Im vergangenen Jahr rief die Videoplattform YouTube ihre Mitglieder auf, an einem Casting für ein eigenes Symphonieorchester teilzunehmen. Jene Glücklichen, die schließlich unter 3000 Bewerber(inne)n ausgewählt wurden, gaben im April 2009 in der New Yorker Carnegie Hall unter der Leitung von Stardirigent Michael Tilson Thomas ein weltweit beachtetes und von Stars wie Lang Lang unterstütztes Konzert. Wiewohl die Kritiken eher mau waren, feierten viele diesen Event als Öffnung der klassischen Musikszene in Richtung breites Publikum. Ähnliche Hoffnungen hegt man bekanntlich auch, was Gustavo Dudamel und sein Simón Bolívar Youth Orchestra betrifft.
Ist die klassische Musik tatsächlich ein „elitäres Programm“? Die Wiener Festwochen und die Wiener Konzerthausgesellschaft widmen sich im Frühjahr 2009 ebenfalls dieser Frage. Das 34. Internationale Musikfest lädt zur intensiven Auseinandersetzung mit dem ambivalenten Begriff der „Elite“ ein. Im Mittelpunkt des Festivals steht natürlich der Jahresregent Joseph Haydn (1732–1809), der sich vor allem dank dem Fürstenhaus Esterházy ungehindert auf sein Schaffen konzentrieren konnte. Und noch lange nach Haydns Zeit war es ein Privileg der Aristokratie und des Bürgertums, klassische Musik zu hören.

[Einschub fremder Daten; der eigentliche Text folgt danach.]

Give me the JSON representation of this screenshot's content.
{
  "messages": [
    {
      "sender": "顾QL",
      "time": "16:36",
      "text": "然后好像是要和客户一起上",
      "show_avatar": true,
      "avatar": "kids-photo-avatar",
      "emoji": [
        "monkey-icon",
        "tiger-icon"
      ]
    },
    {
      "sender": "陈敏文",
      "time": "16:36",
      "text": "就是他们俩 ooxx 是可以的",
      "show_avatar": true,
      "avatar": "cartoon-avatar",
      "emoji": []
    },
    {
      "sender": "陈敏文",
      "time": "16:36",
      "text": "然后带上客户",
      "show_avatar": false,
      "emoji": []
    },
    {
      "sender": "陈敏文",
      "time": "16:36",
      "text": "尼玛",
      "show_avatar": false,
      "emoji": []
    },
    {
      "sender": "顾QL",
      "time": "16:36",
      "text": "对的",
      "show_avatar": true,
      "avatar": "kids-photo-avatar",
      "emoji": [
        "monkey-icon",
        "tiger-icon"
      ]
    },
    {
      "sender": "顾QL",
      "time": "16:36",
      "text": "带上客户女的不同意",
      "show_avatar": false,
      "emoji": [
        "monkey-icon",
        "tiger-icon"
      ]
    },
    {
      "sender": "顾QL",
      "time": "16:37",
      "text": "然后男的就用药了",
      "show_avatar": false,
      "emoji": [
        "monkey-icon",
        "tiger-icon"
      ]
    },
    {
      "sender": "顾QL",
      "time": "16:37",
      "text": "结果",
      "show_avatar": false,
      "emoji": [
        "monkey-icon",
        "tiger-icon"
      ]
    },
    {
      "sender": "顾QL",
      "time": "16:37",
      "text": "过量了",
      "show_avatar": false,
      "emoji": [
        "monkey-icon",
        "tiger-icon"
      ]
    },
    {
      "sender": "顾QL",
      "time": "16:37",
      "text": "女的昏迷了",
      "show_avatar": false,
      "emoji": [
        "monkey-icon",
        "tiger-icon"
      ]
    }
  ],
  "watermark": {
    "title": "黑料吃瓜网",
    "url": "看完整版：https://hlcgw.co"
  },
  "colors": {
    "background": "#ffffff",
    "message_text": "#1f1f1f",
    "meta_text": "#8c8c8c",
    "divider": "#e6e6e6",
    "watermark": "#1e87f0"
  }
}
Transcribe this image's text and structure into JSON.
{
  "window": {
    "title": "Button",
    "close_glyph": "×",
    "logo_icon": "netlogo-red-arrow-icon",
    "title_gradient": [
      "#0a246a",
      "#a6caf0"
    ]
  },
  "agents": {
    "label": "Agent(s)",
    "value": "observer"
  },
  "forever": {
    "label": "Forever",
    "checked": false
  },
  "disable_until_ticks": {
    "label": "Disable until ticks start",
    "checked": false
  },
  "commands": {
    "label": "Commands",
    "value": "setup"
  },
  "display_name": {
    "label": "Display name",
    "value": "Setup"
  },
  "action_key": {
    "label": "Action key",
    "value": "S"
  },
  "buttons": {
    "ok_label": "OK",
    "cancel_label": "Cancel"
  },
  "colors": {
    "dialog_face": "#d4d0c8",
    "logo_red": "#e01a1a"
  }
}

Fraglos zur Elite zählen jedenfalls 2009 die im Rahmen des Festivals auftretenden Künstlerinnen und Künstler – sie sind die spannendsten und besten ihres jeweiligen Fachs, wie schon das im Zeichen von Haydn stehende Eröffnungskonzert mit den Wiener Philharmonikern unter der Leitung von Nikolaus Harnoncourt und mit dem Solisten Clemens Hagen beweist. Der weltberühmte Klangkörper wird in der Folge zudem unter den Maestri Daniele Gatti (unter anderem Igor Strawinsky), Pierre Boulez (unter anderem Karol Szymanowski, Alexander Skrjabin; mit dem Violinisten Christian Tetzlaff) und Seiji Ozawa (unter anderem Frank Martin, Felix Mendelssohn Bartholdy) zu erleben sein. Weitere Konzerthöhepunkte sind von den Wiener Symphonikern zu erwarten, die unter Fabio Luisi und Sakari Oramo Werke unter anderem von Jean Sibelius intonieren, oder auch vom phänomenalen Radio-Symphonieorchester Wien unter Bertrand de Billy (unter anderem Arnold Schönberg, Olivier Messiaen, Richard Strauss). Ebenfalls zu erleben sind die Bamberger Symphoniker (unter anderem Schönberg; mit Pierre-Laurent Aimard), das Orchester Les Musiciens du Louvre unter Marc Minkovski, das Freiburger Barockorchester und die Österreichisch-Ungarische Haydn-Philharmonie. Unter den Solist(inn)en finden sich Stars wie Rudolf Buchbinder, Mitsuko Uchida und Maurizio Pollini. Die Neue Musik ist mit Ensembles wie dem Klangforum und dem Ensemble Die Reihe vertreten. Ebenso zu Gast im Konzerthaus sind überdies Stars aus Jazz und World Music wie der Pianist Abdullah Ibrahim und das Michel-Camilo-Trio.